Abstract:
Objective To investigate the diagnostic value of photoplethysmography (PPG) in the detection of obstructive sleep apnea syndrome (OSAS) among critically ill patients with respiratory or cardiocerebrovascular diseases accompanied by snoring.
Methods A total of 91 critically ill patients with respiratory or cardiocerebrovascular diseases accompanied by snoring, admitted to the internal medicine ward of Subei People's Hospital from January 2019 to October 2023 were enrolled. After informed consent, overnight polysomnography (PSG) and PPG were performed. The consistency of the sleep apnea parameters obtained of the two methods by sensitivity, specificity, positive predictive value, negative predictive value, and the area under the receiver operating characteristic (ROC) curve.

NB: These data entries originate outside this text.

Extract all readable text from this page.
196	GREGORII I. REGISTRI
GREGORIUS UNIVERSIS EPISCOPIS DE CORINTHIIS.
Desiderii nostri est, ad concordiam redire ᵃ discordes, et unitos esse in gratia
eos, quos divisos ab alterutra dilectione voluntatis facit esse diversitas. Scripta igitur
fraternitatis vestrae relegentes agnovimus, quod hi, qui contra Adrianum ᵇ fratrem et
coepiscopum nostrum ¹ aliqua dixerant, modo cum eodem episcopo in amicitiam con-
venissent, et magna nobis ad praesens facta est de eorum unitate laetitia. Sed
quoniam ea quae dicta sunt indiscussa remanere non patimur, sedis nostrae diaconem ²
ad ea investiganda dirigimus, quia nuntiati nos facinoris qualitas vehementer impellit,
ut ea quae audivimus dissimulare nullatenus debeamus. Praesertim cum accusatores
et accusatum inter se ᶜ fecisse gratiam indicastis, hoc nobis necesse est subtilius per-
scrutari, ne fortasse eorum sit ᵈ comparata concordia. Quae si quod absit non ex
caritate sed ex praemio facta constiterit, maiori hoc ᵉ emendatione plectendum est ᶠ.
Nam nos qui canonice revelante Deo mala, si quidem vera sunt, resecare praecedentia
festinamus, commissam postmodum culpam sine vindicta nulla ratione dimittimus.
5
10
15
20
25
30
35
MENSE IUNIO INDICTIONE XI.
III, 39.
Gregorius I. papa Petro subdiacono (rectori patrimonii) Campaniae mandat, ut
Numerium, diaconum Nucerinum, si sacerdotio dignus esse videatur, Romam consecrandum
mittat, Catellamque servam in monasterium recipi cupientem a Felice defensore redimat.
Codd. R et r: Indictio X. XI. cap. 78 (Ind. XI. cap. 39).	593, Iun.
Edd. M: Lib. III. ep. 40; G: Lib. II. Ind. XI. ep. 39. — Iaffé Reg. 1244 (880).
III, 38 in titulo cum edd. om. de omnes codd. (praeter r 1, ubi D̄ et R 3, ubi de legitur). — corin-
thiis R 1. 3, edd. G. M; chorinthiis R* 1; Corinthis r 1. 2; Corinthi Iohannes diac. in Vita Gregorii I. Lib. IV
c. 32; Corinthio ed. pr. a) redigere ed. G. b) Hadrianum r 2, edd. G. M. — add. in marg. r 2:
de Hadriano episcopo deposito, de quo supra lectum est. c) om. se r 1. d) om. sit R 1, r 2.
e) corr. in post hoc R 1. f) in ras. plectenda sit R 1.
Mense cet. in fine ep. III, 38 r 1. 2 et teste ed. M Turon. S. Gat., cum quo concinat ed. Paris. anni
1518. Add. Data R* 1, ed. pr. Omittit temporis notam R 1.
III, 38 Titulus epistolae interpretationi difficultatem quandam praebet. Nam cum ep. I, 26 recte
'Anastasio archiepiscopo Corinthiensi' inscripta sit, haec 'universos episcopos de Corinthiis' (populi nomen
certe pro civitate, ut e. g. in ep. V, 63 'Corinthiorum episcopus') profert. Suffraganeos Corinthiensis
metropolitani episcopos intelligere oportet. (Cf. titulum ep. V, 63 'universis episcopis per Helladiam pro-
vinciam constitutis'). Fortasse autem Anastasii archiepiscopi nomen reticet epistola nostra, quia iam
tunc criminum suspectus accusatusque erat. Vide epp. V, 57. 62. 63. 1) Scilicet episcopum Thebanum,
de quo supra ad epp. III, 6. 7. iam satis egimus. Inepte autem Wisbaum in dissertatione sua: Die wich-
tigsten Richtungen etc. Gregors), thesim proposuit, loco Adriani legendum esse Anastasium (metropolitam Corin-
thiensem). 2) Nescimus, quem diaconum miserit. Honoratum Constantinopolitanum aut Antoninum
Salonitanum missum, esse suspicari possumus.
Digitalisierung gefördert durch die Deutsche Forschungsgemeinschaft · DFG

Results There were no statistically significant differences in apnea-hypopnea index (AHI), total sleep time, lowest oxygen saturation, and time with oxygen saturation below 90% between PPG and PSG (P>0.05). When AHI≥ 5 times/h and AHI≥15 times/h, the diagnostic sensitivity of the patients in this group was 94.37% and 93.10%, respectively, with specificities of 73.68% and 90.91%, positive predictive values of 91.78% and 94.74%, and negative predictive values of 77.78% and 88.23%, and areas under the ROC curves were 0.961 and 0.982, respectively. For critically ill patients with respiratory diseases, the diagnostic sensitivity was 89.29% and 87.10%, respectively, with specificities of 84.62% and 80.00%, positive predictive values of 92.59% and 93.10%, and negative predictive values of 78.57% and 72.72%, and the areas under the ROC curves were 0.978 and 0.987, respectively. For critically ill patients with cardiocerebrovascular diseases, the diagnostic sensitivity was 87.18% and 90.32%, respectively, with specificities of 83.33% and 89.47%, positive predictive values of 91.89% and 99.63%, and negative predictive values of 78.57% and 85.56%, and the areas under the ROC curves were 0.942 and 0.986, respectively.
Conclusion PPG monitoring results show high consistency with PSG in critically ill patients with respiratory and cardiocerebrovascular diseases combined with OSAS.